三十路の図書委員、本棚から覗くモテ世界

30歳、独身、彼女なし。ややイケメン。この「やや」がやっかいだ。昨今、読書男子がモテるというけれど、クラスではドッチボールのうまい男子がモテていた。そんなこと小学生時代からわかってた。

『何もかも憂鬱な夜に』〜女の子に抱かれる方法〜

 どうしてこうなった。と、女の子の二の腕の柔らかさを確かめさせられながら、私は困惑していた。

 発端は2週間前。高校の同級生から数年ぶりに連絡が来た。「久しぶり、元気ですか?」とのメールだったので、「おお、久しぶり。割と元気じゃないよ」と返したら「なにそれ」と笑いながら電話がかかってきた。

 なにやら、「元気?」と聞かれて、「割と元気じゃないよ」の返事が予想外だったらしい。まぁ、喜んでくれたのならいい。

 それで20分くらい話した。その子は地元に残っていて、私は県外に出たので、本当に久しぶりだった。

 その日から1回の電話と数回のメールを挟んでまた今日、電話がかかってきた。

「こんにちは。たかしくん今なにしてた?」

「家で本読んでたよ」

「ひま?」

 「うーん、まぁヒマかな」

「よかった。私、今すぐ近くの学校に来てるんだけど」

 ‥‥‥はて。彼女は地元に残ったままだと5日前に言っていた。確かに私のマンションは学校の近く(15メートルでもう校舎)と伝えたけれど。
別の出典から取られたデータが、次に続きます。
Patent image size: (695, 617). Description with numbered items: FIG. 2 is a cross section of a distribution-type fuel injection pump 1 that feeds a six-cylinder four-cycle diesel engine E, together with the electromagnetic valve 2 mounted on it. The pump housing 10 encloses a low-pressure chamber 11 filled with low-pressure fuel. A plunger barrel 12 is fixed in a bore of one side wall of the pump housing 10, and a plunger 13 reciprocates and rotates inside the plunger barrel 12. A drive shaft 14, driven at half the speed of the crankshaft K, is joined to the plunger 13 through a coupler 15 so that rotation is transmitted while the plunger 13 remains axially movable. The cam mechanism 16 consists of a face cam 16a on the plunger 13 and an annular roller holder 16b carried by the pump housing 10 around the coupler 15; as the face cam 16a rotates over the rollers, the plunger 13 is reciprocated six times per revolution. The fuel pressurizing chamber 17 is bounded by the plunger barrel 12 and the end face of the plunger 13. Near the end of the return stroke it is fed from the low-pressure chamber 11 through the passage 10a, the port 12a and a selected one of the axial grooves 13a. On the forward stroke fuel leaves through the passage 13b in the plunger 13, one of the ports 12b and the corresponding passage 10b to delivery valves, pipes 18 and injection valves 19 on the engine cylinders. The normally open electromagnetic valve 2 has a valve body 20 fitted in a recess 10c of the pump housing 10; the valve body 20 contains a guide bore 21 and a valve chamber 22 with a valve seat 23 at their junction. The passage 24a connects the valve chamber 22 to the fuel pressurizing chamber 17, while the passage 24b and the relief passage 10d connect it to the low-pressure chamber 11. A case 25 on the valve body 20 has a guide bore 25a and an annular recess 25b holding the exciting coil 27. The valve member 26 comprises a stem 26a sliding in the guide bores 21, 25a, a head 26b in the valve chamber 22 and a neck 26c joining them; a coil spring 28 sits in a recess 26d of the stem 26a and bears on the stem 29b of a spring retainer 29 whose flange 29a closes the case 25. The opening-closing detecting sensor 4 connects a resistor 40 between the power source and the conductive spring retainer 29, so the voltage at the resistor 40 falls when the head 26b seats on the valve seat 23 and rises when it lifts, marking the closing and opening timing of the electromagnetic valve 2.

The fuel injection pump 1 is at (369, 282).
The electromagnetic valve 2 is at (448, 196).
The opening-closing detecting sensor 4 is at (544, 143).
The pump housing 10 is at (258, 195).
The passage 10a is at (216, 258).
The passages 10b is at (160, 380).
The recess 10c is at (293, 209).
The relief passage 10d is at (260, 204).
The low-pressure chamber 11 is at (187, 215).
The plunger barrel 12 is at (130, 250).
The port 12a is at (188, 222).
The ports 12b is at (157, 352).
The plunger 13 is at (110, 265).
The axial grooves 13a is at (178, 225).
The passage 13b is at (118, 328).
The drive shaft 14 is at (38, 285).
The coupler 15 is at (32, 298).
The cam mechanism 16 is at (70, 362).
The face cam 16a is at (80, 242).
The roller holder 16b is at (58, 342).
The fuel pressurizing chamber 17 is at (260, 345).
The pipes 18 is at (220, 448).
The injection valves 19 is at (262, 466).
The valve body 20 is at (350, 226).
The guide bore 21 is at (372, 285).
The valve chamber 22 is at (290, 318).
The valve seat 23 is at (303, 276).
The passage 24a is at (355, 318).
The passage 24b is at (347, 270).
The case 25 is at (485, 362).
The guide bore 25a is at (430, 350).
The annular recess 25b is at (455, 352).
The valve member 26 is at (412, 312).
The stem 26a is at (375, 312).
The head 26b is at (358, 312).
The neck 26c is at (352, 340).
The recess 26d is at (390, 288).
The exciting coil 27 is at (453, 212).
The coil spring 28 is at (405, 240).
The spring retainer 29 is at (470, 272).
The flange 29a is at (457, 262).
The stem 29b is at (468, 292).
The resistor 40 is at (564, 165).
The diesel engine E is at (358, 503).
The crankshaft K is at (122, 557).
 まさかな、と思ってカーテンを開けたら、いた。校舎のすぐ前に立ったいた。

 すぐさまエントランスに降りる。長旅で疲れているとのことだったので、とりあえず15メートル先の家に招く。多分これが間違いだった。

 女の子が着いて早々、私って手が小さいんだよね、ほらっとしてきたのだ。

 こ、これは。10年くらい前に流行った中2がするような伝説の恋のつめ方ではないか? と思ったけど、まさかこの歳でその手法は使わないだろう。きっと、本当に小さいのだ。私は手を合わす。そんなに小さくない。それは言わない。

 今度は、私、二の腕が人より柔らかいみたいなんだ、ほらっ。としてくる。ギャグなのかなと思ってなんかさわってしまう。

 最後に、私髪が多いみたい、ほらっ。と髪を結って欲しそうなポーズをとる。

 ここで確信する。マジだった。この子はマジだったのだ。これが彼女の戦い方なのだ。彼女は今日、私を抱くためにここまで来たのだ!

 女の子には申し訳ないけれど、私にだって抱かれ方の美学はある。私は髪を結わず、抱かれないまま彼女を帰す。ごめんね。

 多分、違う方法で攻めれば、君はとても可愛らしいし、モテると思うよ。

ーー夜。せっかく(勝手に)きた女の子を返してしまった罪悪感と、今日帰省予定だったのに女の子と被るのが嫌で明日に変更したことで憂鬱になる。何もかも憂鬱な夜だ。

 『何もかも憂鬱な夜に』は、殺人を犯し、18歳で死刑囚となった少年を見つめる刑務官の話だ。

 作中で、死刑囚の少年がバッハの『目覚めよと呼ぶ声が聞こえ』を聴いて、後ろから祝福されているようだ、と思うシーンがある。

 女の子を帰した時、彼女の背中を眺めながら何故だかこの曲が流れていた。

 女の子の悪口を書いてしまったことを深く深くお詫び申し上げると同時に、バロック音楽まで聴く私の教養の深さをアピールしてみる。